= The Trust for the Americas =

The Trust for the Americas is a non-profit 501(c)(3) affiliate of the Organization of American States that works to promote economic, social, and political development in Latin America and the Caribbean. Established in 1997, it works through public and private partnerships.

== Programs ==
The Trust's principal initiative, POETA (Partnership for Opportunities in Employment through Technology in the Americas), was launched in 2004 to provide technology training and job placement services to people with disabilities and at-risk youth across Latin America and the Caribbean. By the mid-2000s the program operated more than 60 centers in 11 Latin American and Caribbean countries, supported primarily by Microsoft, which contributed more than $1 million toward the program's expansion, alongside corporate partners including Siemens and DaimlerChrysler.

The organization also administers the DIA (Democratizing Innovation in the Americas) program, which supports entrepreneurship and civic-technology projects.

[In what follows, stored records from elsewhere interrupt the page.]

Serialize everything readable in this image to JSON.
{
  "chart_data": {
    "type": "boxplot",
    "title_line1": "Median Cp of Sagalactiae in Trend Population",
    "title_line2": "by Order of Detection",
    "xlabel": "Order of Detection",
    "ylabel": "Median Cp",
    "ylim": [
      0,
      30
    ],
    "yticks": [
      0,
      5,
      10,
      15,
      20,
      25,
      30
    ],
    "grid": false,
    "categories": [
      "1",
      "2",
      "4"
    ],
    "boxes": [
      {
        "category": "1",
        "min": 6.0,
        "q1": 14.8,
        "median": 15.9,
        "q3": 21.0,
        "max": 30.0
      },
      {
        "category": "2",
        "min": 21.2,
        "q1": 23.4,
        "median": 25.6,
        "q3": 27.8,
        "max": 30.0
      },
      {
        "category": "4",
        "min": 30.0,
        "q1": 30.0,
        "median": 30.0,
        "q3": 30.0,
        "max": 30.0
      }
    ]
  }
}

Each year, The Trust presents a Corporate Citizen of the Americas (CCA) award, first given more than 15 years ago, recognizing companies for corporate social responsibility programs in Latin America and the Caribbean.

== Structure ==
The Trust for the Americas is headquartered at the OAS in Washington, D.C., and maintains a legal presence in Colombia and Canada. Its Colombia office has supported the public-information component of the OAS Mission to Support the Peace Process in Colombia (MAPP/OEA) since 2005.